Other factors are present in the other alleles of the chromosomes, which means none of the other traits are related directly to gender.

Also, I'd like to add that some visual traits occur concurrently and some don't.
For example, you can have co-dominant spangle and opaline, making it spangle opaline, but you can't have both normal and opaline, as opaline is a variation of normal and therefore "replaces" the normal striping pattern.
Similarly, the violet factor acts in a similar manner as it is an added color factor and exists as incomplete dominance with blue series and green series birds.
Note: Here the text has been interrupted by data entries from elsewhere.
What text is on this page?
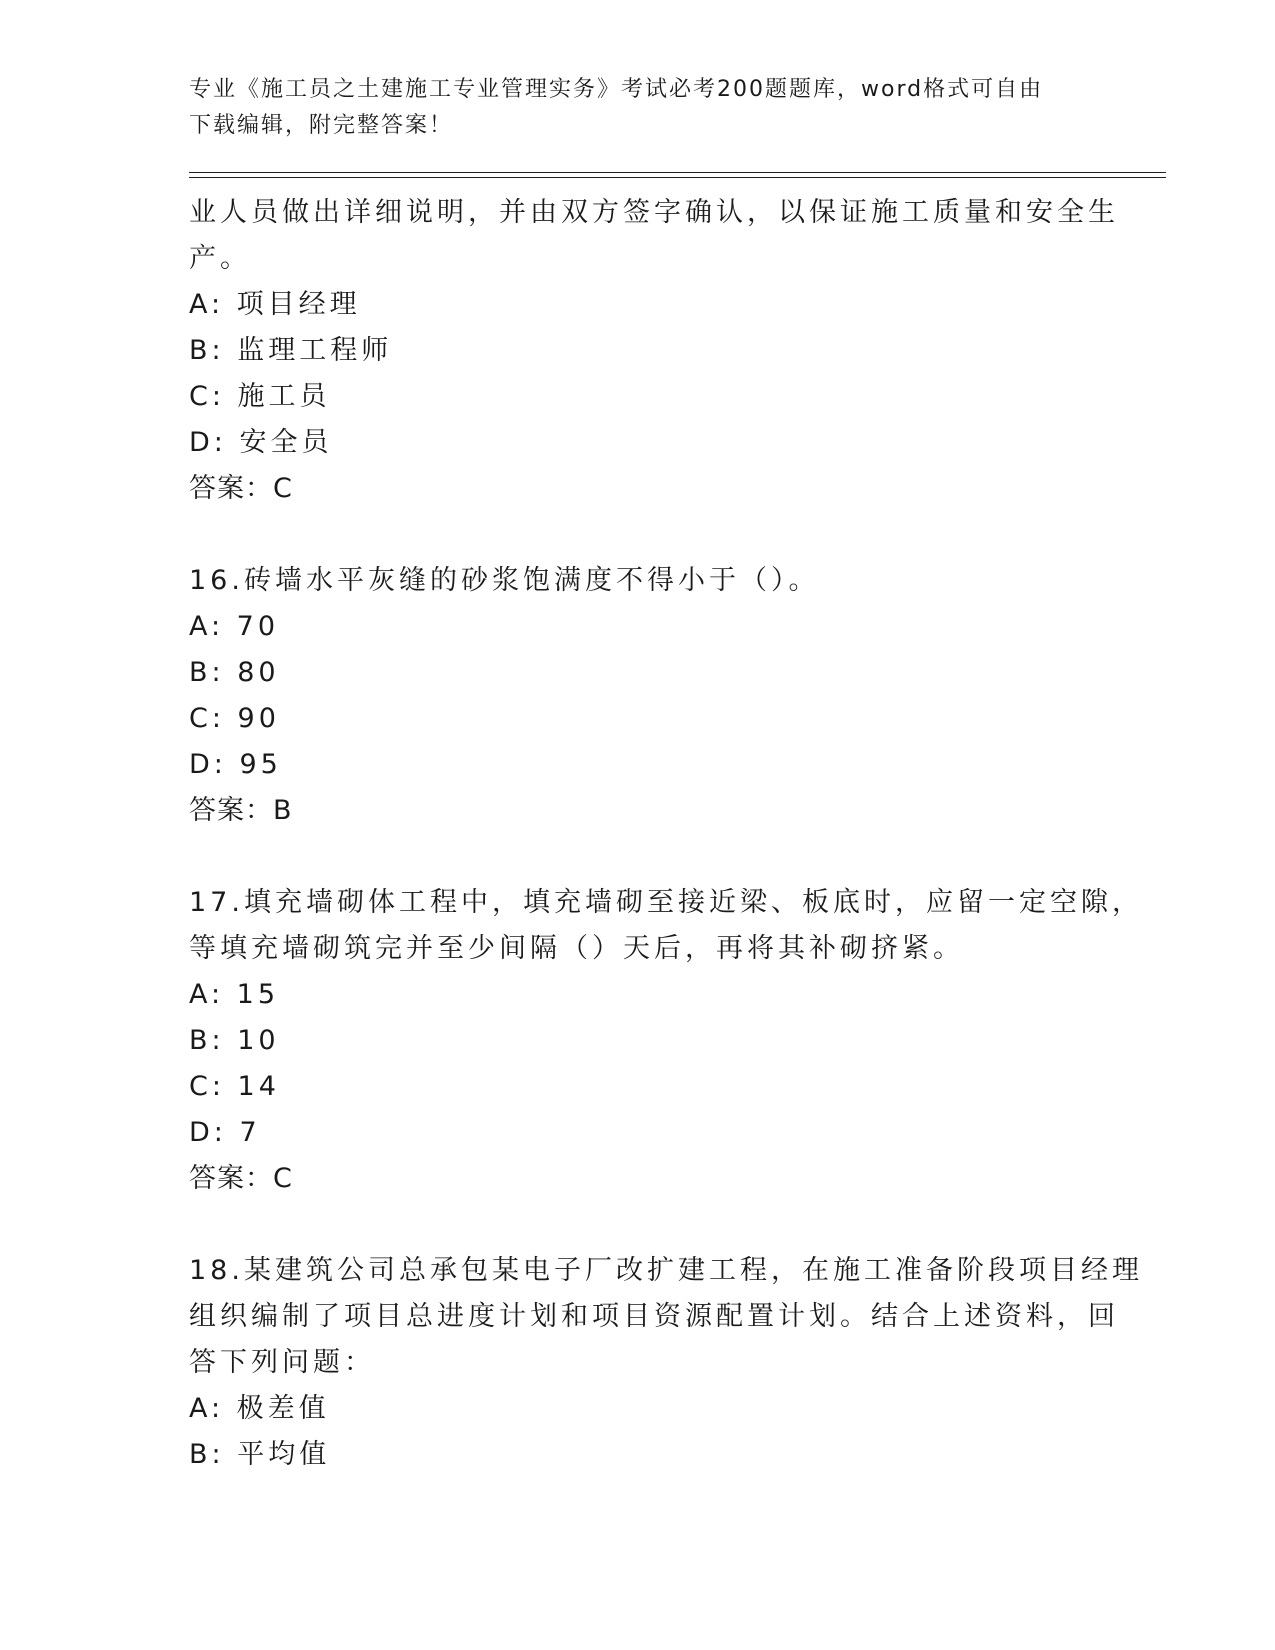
专业《施工员之土建施工专业管理实务》考试必考200题题库，word格式可自由
下载编辑，附完整答案！
业人员做出详细说明，并由双方签字确认，以保证施工质量和安全生
产。
A: 项目经理
B: 监理工程师
C: 施工员
D: 安全员
答案：C
16.砖墙水平灰缝的砂浆饱满度不得小于（）。
A: 70
B: 80
C: 90
D: 95
答案：B
17.填充墙砌体工程中，填充墙砌至接近梁、板底时，应留一定空隙，
等填充墙砌筑完并至少间隔（）天后，再将其补砌挤紧。
A: 15
B: 10
C: 14
D: 7
答案：C
18.某建筑公司总承包某电子厂改扩建工程，在施工准备阶段项目经理
组织编制了项目总进度计划和项目资源配置计划。结合上述资料，回
答下列问题：
A: 极差值
B: 平均值
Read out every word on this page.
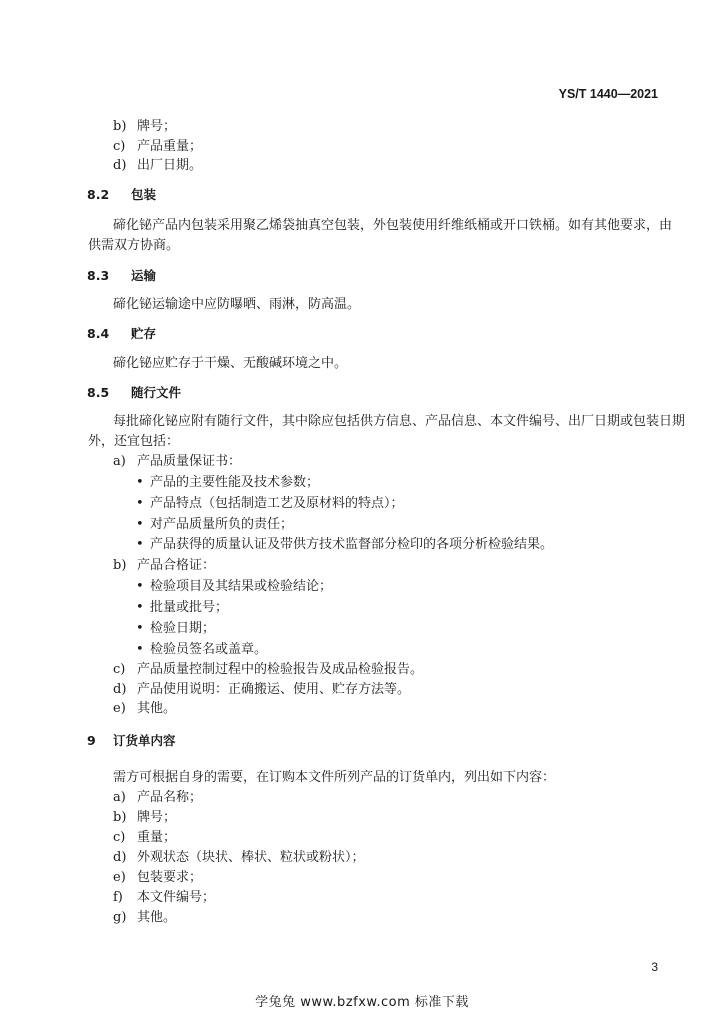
YS/T 1440—2021
b) 牌号；
c) 产品重量；
d) 出厂日期。
8.2 包装
碲化铋产品内包装采用聚乙烯袋抽真空包装，外包装使用纤维纸桶或开口铁桶。如有其他要求，由
供需双方协商。
8.3 运输
碲化铋运输途中应防曝晒、雨淋，防高温。
8.4 贮存
碲化铋应贮存于干燥、无酸碱环境之中。
8.5 随行文件
每批碲化铋应附有随行文件，其中除应包括供方信息、产品信息、本文件编号、出厂日期或包装日期
外，还宜包括：
a) 产品质量保证书：
• 产品的主要性能及技术参数；
• 产品特点（包括制造工艺及原材料的特点）；
• 对产品质量所负的责任；
• 产品获得的质量认证及带供方技术监督部分检印的各项分析检验结果。
b) 产品合格证：
• 检验项目及其结果或检验结论；
• 批量或批号；
• 检验日期；
• 检验员签名或盖章。
c) 产品质量控制过程中的检验报告及成品检验报告。
d) 产品使用说明：正确搬运、使用、贮存方法等。
e) 其他。
9 订货单内容
需方可根据自身的需要，在订购本文件所列产品的订货单内，列出如下内容：
a) 产品名称；
b) 牌号；
c) 重量；
d) 外观状态（块状、棒状、粒状或粉状）；
e) 包装要求；
f) 本文件编号；
g) 其他。
3
学兔兔 www.bzfxw.com 标准下载
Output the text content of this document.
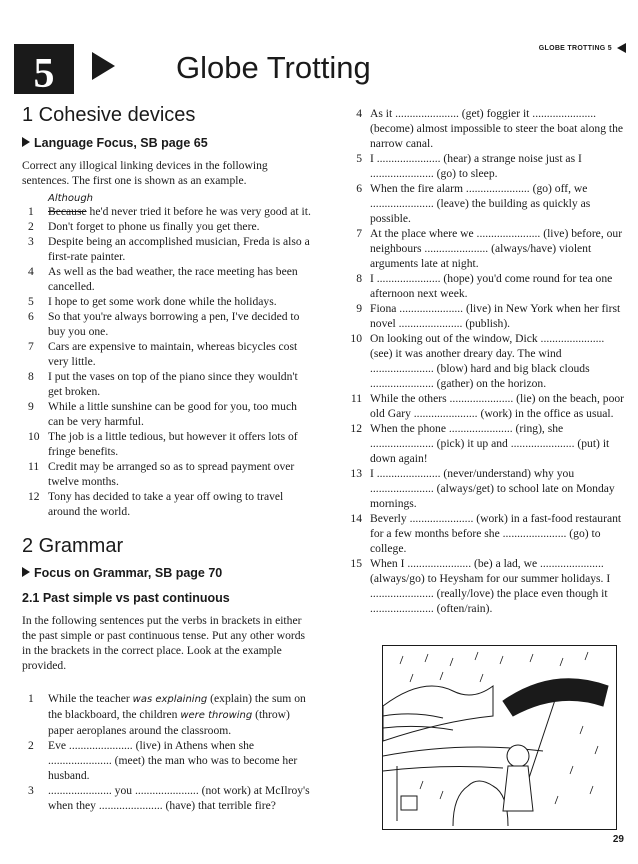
GLOBE TROTTING 5
5	Globe Trotting
1 Cohesive devices
Language Focus, SB page 65

Correct any illogical linking devices in the following sentences. The first one is shown as an example.

Although
1	Because he'd never tried it before he was very good at it.
2	Don't forget to phone us finally you get there.
3	Despite being an accomplished musician, Freda is also a first-rate painter.
4	As well as the bad weather, the race meeting has been cancelled.
5	I hope to get some work done while the holidays.
6	So that you're always borrowing a pen, I've decided to buy you one.
7	Cars are expensive to maintain, whereas bicycles cost very little.
8	I put the vases on top of the piano since they wouldn't get broken.
9	While a little sunshine can be good for you, too much can be very harmful.
10 The job is a little tedious, but however it offers lots of fringe benefits.
11 Credit may be arranged so as to spread payment over twelve months.
12 Tony has decided to take a year off owing to travel around the world.
2 Grammar
Focus on Grammar, SB page 70
2.1 Past simple vs past continuous

In the following sentences put the verbs in brackets in either the past simple or past continuous tense. Put any other words in the brackets in the correct place. Look at the example provided.

1	While the teacher was explaining (explain) the sum on the blackboard, the children were throwing (throw) paper aeroplanes around the classroom.
2	Eve ...................... (live) in Athens when she ...................... (meet) the man who was to become her husband.
3	...................... you ...................... (not work) at McIlroy's when they ...................... (have) that terrible fire?
4 As it ...................... (get) foggier it ...................... (become) almost impossible to steer the boat along the narrow canal.
5 I ...................... (hear) a strange noise just as I ...................... (go) to sleep.
6 When the fire alarm ...................... (go) off, we ...................... (leave) the building as quickly as possible.
7 At the place where we ...................... (live) before, our neighbours ...................... (always/have) violent arguments late at night.
8 I ...................... (hope) you'd come round for tea one afternoon next week.
9 Fiona ...................... (live) in New York when her first novel ...................... (publish).
10 On looking out of the window, Dick ...................... (see) it was another dreary day. The wind ...................... (blow) hard and big black clouds ...................... (gather) on the horizon.
11 While the others ...................... (lie) on the beach, poor old Gary ...................... (work) in the office as usual.
12 When the phone ...................... (ring), she ...................... (pick) it up and ...................... (put) it down again!
13 I ...................... (never/understand) why you ...................... (always/get) to school late on Monday mornings.
14 Beverly ...................... (work) in a fast-food restaurant for a few months before she ...................... (go) to college.
15 When I ...................... (be) a lad, we ...................... (always/go) to Heysham for our summer holidays. I ...................... (really/love) the place even though it ...................... (often/rain).
29
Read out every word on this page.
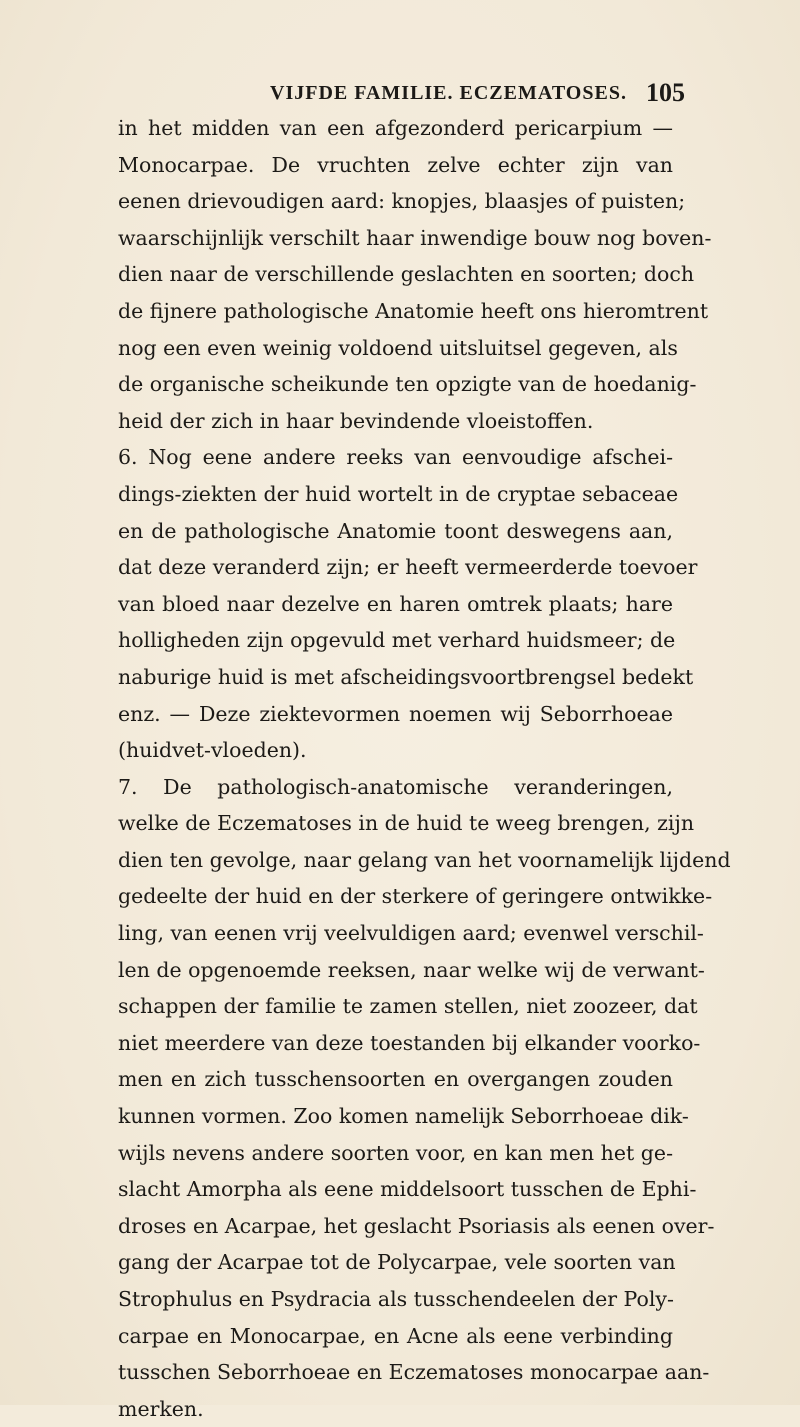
VIJFDE FAMILIE. ECZEMATOSES. 105
in het midden van een afgezonderd pericarpium —
Monocarpae. De vruchten zelve echter zijn van
eenen drievoudigen aard: knopjes, blaasjes of puisten;
waarschijnlijk verschilt haar inwendige bouw nog boven-
dien naar de verschillende geslachten en soorten; doch
de fijnere pathologische Anatomie heeft ons hieromtrent
nog een even weinig voldoend uitsluitsel gegeven, als
de organische scheikunde ten opzigte van de hoedanig-
heid der zich in haar bevindende vloeistoffen.
6. Nog eene andere reeks van eenvoudige afschei-
dings-ziekten der huid wortelt in de cryptae sebaceae
en de pathologische Anatomie toont deswegens aan,
dat deze veranderd zijn; er heeft vermeerderde toevoer
van bloed naar dezelve en haren omtrek plaats; hare
holligheden zijn opgevuld met verhard huidsmeer; de
naburige huid is met afscheidingsvoortbrengsel bedekt
enz. — Deze ziektevormen noemen wij Seborrhoeae
(huidvet-vloeden).
7. De pathologisch-anatomische veranderingen,
welke de Eczematoses in de huid te weeg brengen, zijn
dien ten gevolge, naar gelang van het voornamelijk lijdend
gedeelte der huid en der sterkere of geringere ontwikke-
ling, van eenen vrij veelvuldigen aard; evenwel verschil-
len de opgenoemde reeksen, naar welke wij de verwant-
schappen der familie te zamen stellen, niet zoozeer, dat
niet meerdere van deze toestanden bij elkander voorko-
men en zich tusschensoorten en overgangen zouden
kunnen vormen. Zoo komen namelijk Seborrhoeae dik-
wijls nevens andere soorten voor, en kan men het ge-
slacht Amorpha als eene middelsoort tusschen de Ephi-
droses en Acarpae, het geslacht Psoriasis als eenen over-
gang der Acarpae tot de Polycarpae, vele soorten van
Strophulus en Psydracia als tusschendeelen der Poly-
carpae en Monocarpae, en Acne als eene verbinding
tusschen Seborrhoeae en Eczematoses monocarpae aan-
merken.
Sf (single factor) violet birds have a 50% chance of passing on the violet gene whereas the Df (double factor) gene makes it 100% that all the babies will be at least sf violet factored.
I hope this helps, and like Deb said, there are tons of informational articles on mutations, good luck on studying
Hope to see you around soon!
I'm sure you meant you can't have normal and spangle in the same bird, since Opaline is a sex linked gene that can occur in any bird.

Last edited by JWKnight; 05-14-2015 at 12:36 AM.